LONDON (Reuters) - Analysts and traders have cut their forecasts for platinum and palladium prices after they underperformed gold and silver in the first quarter, as supply of the metals remains ample in the face of lackluster demand from jewelrs and carmakers.
Respondents to a Reuters poll of 31 analysts and traders said they expect platinum to average $1,220 an ounce this year, nearly 7 percent below the price view returned in a similar poll three months ago.
They also cut their average palladium forecast to $810 an ounce for 2015, from $845 in January.
Platinum fell for a third straight quarter at the start of this year, while palladium underperformed the rest of the precious metals complex to slide 7.6 percent, posting its biggest monthly drop in March since September.
The metals have been weighed down by a perception that supply remains plentiful despite pressure on mine output in South Africa, source of three-quarters of global platinum supply and the second largest producer of palladium after Russia.
Even an unprecedented five-month strike in the South African platinum sector last year failed to lift prices, with the supply chain cushioned by above-ground stocks. The World Platinum Investment Council last month estimated these inventories at 2.53 million ounces at the end of last year.
“The scale of above-ground stocks implied by the WPIC suggest it could still be some years before the recent run of structural deficit begin to be reflected in platinum prices,” FastMarkets analyst James Moore said.
Demand growth from carmakers, the major consumers of platinum and palladium, which are used in autocatalysts, is also expected to be lackluster this year, analysts said, while early signs are that platinum jewelry buying in the key Chinese market has not seen a strong response to lower prices.
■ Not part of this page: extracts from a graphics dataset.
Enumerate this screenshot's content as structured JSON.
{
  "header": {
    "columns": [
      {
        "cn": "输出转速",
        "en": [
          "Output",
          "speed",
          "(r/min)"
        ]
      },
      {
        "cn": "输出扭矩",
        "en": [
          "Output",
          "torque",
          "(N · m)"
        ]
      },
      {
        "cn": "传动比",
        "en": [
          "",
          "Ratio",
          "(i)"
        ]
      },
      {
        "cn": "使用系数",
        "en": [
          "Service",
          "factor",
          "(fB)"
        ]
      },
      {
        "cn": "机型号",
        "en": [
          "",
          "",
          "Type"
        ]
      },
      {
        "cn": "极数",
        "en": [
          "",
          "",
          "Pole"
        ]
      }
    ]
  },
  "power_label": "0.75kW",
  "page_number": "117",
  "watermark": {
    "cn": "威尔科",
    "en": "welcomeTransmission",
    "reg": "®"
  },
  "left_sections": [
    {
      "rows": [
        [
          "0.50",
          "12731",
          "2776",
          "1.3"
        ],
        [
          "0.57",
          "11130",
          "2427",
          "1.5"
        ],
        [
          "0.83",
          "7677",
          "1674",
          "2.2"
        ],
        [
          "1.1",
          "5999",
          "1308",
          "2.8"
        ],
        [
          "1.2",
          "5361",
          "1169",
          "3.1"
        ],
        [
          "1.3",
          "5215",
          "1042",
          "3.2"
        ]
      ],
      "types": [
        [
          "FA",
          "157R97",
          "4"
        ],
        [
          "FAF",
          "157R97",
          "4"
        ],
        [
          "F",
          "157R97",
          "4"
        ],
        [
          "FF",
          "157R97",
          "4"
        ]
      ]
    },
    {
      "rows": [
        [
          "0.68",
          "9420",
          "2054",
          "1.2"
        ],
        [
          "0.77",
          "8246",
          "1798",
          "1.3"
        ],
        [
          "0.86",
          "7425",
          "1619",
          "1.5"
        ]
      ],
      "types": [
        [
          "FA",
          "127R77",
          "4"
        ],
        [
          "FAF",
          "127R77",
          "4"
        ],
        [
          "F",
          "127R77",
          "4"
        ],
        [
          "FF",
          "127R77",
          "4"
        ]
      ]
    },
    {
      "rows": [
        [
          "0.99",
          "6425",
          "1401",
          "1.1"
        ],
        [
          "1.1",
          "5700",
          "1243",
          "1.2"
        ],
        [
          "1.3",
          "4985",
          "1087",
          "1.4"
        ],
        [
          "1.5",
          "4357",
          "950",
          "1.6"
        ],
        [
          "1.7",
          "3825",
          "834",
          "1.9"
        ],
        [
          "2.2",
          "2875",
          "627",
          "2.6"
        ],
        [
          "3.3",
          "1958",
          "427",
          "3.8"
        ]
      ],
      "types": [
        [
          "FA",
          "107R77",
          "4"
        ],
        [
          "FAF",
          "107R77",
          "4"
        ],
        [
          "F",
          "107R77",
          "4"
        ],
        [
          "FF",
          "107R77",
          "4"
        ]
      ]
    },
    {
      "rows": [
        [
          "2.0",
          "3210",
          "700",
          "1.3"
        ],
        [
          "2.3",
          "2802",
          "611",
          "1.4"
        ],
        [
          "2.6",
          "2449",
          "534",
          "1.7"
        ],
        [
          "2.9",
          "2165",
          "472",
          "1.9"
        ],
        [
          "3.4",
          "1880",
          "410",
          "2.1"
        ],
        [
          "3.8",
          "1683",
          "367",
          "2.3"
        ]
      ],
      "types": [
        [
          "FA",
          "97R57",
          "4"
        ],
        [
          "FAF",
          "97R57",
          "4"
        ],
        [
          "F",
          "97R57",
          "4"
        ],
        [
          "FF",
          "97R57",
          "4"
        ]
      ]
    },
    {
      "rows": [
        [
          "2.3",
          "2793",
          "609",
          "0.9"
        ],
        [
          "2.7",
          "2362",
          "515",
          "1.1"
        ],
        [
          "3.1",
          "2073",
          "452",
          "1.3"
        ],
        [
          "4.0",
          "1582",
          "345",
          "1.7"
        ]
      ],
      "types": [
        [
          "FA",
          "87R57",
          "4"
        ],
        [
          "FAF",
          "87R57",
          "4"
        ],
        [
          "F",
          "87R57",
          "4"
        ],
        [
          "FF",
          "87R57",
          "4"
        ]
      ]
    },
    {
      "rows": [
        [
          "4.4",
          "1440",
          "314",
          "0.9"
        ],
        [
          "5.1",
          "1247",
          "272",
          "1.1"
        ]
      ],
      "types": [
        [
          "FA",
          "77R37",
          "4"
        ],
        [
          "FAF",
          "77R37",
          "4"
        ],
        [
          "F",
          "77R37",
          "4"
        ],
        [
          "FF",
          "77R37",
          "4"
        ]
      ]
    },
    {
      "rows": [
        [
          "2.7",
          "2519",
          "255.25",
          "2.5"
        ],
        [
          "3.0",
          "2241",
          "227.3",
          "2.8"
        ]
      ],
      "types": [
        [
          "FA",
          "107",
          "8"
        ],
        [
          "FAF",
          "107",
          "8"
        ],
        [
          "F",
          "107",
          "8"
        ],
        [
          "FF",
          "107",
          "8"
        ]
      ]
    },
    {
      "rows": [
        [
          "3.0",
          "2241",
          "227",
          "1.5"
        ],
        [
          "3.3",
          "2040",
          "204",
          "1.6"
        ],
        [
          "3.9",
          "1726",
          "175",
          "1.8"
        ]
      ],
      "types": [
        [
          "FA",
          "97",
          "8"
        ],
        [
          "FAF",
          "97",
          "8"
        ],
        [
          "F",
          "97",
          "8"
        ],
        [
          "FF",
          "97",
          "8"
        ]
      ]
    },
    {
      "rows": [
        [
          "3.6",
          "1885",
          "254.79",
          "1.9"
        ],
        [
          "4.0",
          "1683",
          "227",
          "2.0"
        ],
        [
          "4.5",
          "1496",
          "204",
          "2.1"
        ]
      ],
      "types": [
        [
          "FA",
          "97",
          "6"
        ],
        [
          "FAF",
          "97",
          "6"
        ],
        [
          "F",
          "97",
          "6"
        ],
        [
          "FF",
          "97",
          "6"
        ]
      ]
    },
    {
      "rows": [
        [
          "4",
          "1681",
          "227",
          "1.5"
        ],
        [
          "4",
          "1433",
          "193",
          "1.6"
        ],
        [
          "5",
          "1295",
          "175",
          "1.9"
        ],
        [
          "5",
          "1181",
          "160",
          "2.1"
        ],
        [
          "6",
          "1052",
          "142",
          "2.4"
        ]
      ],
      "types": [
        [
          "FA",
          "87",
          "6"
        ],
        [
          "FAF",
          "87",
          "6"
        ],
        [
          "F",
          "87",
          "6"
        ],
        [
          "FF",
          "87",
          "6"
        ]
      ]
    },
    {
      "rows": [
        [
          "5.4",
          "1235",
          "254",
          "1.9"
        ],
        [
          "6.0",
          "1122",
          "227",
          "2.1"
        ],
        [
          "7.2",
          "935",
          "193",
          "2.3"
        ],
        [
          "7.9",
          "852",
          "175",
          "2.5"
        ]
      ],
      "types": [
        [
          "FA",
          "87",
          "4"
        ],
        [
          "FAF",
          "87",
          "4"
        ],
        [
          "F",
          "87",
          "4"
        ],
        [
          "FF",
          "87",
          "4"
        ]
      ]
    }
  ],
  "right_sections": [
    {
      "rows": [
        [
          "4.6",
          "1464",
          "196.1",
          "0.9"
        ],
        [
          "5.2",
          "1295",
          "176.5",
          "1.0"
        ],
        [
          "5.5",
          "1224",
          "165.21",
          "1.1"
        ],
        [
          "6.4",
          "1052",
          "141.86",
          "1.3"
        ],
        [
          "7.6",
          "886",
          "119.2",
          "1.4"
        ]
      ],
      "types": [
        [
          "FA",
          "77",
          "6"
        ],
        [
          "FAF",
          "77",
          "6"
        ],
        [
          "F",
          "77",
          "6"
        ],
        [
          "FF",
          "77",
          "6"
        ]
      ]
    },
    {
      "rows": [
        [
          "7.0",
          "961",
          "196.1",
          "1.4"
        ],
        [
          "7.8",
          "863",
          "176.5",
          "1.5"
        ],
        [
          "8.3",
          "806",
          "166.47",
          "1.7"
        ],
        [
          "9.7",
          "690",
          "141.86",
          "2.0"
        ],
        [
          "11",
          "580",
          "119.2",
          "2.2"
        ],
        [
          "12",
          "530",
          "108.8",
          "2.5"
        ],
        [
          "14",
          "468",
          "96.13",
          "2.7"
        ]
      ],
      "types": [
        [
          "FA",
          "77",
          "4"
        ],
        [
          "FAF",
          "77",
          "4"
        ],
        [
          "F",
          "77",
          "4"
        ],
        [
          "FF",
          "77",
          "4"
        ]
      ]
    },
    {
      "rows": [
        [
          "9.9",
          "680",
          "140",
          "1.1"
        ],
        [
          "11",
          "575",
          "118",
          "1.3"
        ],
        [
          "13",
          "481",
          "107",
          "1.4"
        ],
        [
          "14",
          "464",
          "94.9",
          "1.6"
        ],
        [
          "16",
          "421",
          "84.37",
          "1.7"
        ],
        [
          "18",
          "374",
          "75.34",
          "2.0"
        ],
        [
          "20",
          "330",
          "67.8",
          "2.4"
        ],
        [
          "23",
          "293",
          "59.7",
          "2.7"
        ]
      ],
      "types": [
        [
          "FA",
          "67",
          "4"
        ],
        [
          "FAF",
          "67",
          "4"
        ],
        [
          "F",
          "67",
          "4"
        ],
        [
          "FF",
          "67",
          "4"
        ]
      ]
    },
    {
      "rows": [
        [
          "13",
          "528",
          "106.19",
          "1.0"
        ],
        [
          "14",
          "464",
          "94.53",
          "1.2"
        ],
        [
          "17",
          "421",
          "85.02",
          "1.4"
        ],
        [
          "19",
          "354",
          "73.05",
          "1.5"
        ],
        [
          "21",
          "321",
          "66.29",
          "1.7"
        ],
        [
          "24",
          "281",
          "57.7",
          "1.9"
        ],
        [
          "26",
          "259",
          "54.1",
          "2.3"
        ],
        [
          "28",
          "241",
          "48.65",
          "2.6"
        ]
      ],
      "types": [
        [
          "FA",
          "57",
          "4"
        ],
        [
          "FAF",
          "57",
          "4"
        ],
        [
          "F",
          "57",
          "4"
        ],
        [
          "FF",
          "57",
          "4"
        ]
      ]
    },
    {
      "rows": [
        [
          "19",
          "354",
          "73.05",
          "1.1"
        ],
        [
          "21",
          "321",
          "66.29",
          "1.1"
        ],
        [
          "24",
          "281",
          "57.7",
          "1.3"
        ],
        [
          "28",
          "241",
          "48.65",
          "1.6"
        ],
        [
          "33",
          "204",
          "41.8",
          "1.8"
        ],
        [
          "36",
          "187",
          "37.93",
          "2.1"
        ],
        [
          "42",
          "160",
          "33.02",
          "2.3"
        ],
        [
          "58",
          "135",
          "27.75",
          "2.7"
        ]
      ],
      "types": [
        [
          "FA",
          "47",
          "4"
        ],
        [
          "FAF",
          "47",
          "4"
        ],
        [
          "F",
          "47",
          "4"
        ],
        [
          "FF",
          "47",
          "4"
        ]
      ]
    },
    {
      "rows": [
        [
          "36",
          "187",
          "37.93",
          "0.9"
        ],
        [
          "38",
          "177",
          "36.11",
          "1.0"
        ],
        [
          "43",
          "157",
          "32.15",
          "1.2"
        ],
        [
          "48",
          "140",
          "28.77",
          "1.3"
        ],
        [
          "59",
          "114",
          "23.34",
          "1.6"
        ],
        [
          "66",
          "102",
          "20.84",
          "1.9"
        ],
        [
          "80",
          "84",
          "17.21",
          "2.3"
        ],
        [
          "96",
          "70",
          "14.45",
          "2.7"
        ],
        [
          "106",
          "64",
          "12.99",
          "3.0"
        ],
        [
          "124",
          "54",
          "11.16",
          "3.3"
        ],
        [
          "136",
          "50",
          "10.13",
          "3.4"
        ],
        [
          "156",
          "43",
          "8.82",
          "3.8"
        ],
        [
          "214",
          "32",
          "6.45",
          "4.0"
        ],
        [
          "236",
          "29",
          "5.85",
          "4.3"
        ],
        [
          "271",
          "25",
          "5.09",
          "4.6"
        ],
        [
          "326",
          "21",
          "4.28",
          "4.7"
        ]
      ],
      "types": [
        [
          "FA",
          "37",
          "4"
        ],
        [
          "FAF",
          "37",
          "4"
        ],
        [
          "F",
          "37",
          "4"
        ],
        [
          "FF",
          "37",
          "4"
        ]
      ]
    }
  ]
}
Output from South African mines has also been recovering after last year’s strike action, analysts said.
“The difficulties of the South African platinum industry have somewhat been alleviated by a weaker South African rand which has lowered U.S. dollar-denominated costs for the miners,” Julius Baer analyst Carsten Menke said.
“(This) does not alter the longer-term outlook of constrained supply,” he added. “(But) for this to materialize into higher prices, we believe demand from autocatalysts and jewelry needs to pick up as well.”
Analysts also cut their platinum and palladium forecasts for 2016. Next year platinum is seen averaging $1,338 an ounce, against January’s forecast of $1,480 an ounce, while palladium is seen at $862 an ounce, down from $900.